The results of my slideshow were as much as I could've hoped: my family and friends took it very seriously, and began to explore the reasons for owning gold, immersing themselves in the economic literature which argued such a financial crash was a strong possibility, and in the end, they shifted 5-10% of their assets into gold and silver. (Ritchie wasn't at that lecture. I wonder what he would've said, or if it would've influenced him in any way.)

I never criticized Madoff directly; to do so was the question the financial acumen of the family, substituting my own. Each time I asked questions about what his strategy was, where the returns came from, it was a blank. I said that the investment strategies of the past would probably not work in the future, because what's coming is a new paradigm. I had no idea the whole thing was a fraud. I just knew I didn't like the secrecy. I had taken out the money my stepmom gave me (I never added anything to it).

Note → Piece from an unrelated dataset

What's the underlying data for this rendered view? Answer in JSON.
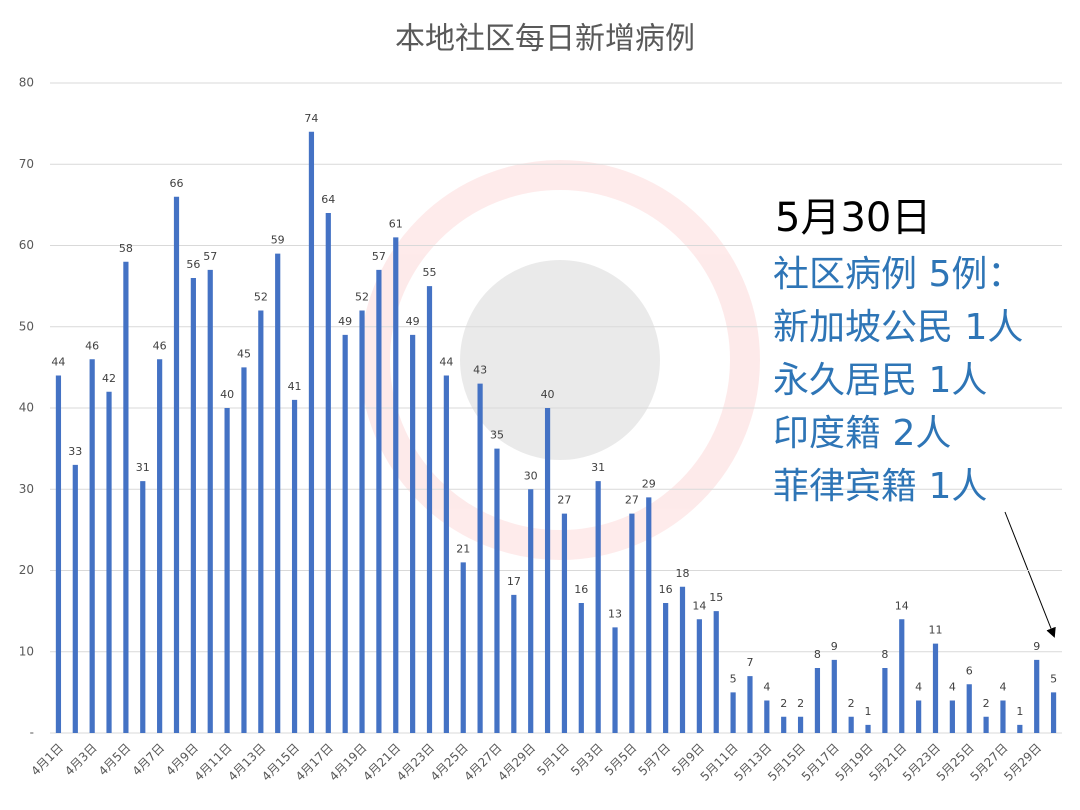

My father and stepmom never got involved with Madoff. My dad never believed in the returns. He had worked in the mutual fund industry, and didn't really believe that the market could be beaten over the long term.

My mom and my stepdad, having lost everything except the gold (a small percentage), were philosophical. My mom said, "it's exciting to think about living more sustainably." They began growing vegetables and composting, and are exploring all kinds of different options.

When the news hit, back in December of 2008, I felt a lot of regret. Why hadn't I tried harder to learn more about Madoff? Why hadn't I done more? I should've been more forceful.

I'm proud of how my family has responded to the crisis. It's been hard, but they have used it as an opportunity to look within, to grow, to turn the trash into compost, out of which comes something alive and new. May we all learn to do the same.